The VENUS coastal observatory located in the Salish Sea was the world’s first cabled seafloor observatory. Operations began in early 2006 with a cabled array deployed in Saanich Inlet, a seasonally anoxic fjord. Saanich Inlet hosts a single node in 100 m water depth.

2007

VENUS observatory expanded into the Strait of Georgia, which lies between the city of Vancouver on the mainland and Vancouver Island. It has nodes at 300 m and 170 m water depth and a special extension into the Fraser River delta.

2009

The largest cabled ocean observatory, NEPTUNE, is located in the Northeast Pacific Ocean.
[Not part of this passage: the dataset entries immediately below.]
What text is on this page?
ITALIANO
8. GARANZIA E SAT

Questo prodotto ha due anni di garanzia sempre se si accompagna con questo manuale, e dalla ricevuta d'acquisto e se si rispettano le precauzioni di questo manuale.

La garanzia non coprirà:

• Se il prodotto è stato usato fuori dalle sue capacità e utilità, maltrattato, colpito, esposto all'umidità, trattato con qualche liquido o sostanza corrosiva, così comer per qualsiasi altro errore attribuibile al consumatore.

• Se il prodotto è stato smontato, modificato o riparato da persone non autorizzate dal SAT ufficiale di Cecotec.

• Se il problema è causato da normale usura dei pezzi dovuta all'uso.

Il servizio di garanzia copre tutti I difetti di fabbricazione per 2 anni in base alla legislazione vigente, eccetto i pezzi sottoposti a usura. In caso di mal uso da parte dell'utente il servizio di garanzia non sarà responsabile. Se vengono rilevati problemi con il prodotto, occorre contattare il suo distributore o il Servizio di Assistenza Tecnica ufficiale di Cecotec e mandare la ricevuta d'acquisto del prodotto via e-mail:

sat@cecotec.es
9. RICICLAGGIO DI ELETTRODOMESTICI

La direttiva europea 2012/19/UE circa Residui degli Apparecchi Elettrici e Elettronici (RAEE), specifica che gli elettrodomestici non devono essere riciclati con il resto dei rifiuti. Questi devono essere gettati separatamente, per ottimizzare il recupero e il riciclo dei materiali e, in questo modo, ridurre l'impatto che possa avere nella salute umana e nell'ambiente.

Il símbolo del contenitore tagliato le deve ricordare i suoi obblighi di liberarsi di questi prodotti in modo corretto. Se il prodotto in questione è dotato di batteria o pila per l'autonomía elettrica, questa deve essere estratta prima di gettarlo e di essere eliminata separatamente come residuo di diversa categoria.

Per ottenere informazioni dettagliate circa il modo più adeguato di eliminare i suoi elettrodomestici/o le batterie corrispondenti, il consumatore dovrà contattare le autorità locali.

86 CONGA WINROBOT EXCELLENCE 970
NEPTUNE spans a wide range of ocean environments, from the wave-dominated coast, to gas-venting seafloor areas, to deep water hydrothermal vents. In 2007, an 800 km long seafloor cable was installed from a shore station at Port Alberni across the continental shelf into the deep sea. Nodes were instrumented on the continental shelf at Folger Passage, the continental slope at Clayoquot Slope and Barkley Canyon, mid-plate at Cascadia Basin, and on the crest of the Endeavour Segment of the Juan de Fuca Ridge. A sixth site at Middle Valley is cabled for future development. NEPTUNE began operations in 2009.

2011

The first coastal radar was installed on the British Columbia coast to measure ocean current speeds and direction.

2012

The first BC Ferry was equipped with ONC instruments. ONC expands infrastructure to the Arctic after installing the Cambridge Bay Community Observatory located in Cambridge Bay, Nunavut.

2014

ONC hosts data from the Atlantic Ocean for research and development of tidal energy by collaborating with the Fundy Ocean Research Centre for Energy.

2016

Community Observatories were installed in Campbell River, Kitamaat Village, and Prince Rupert.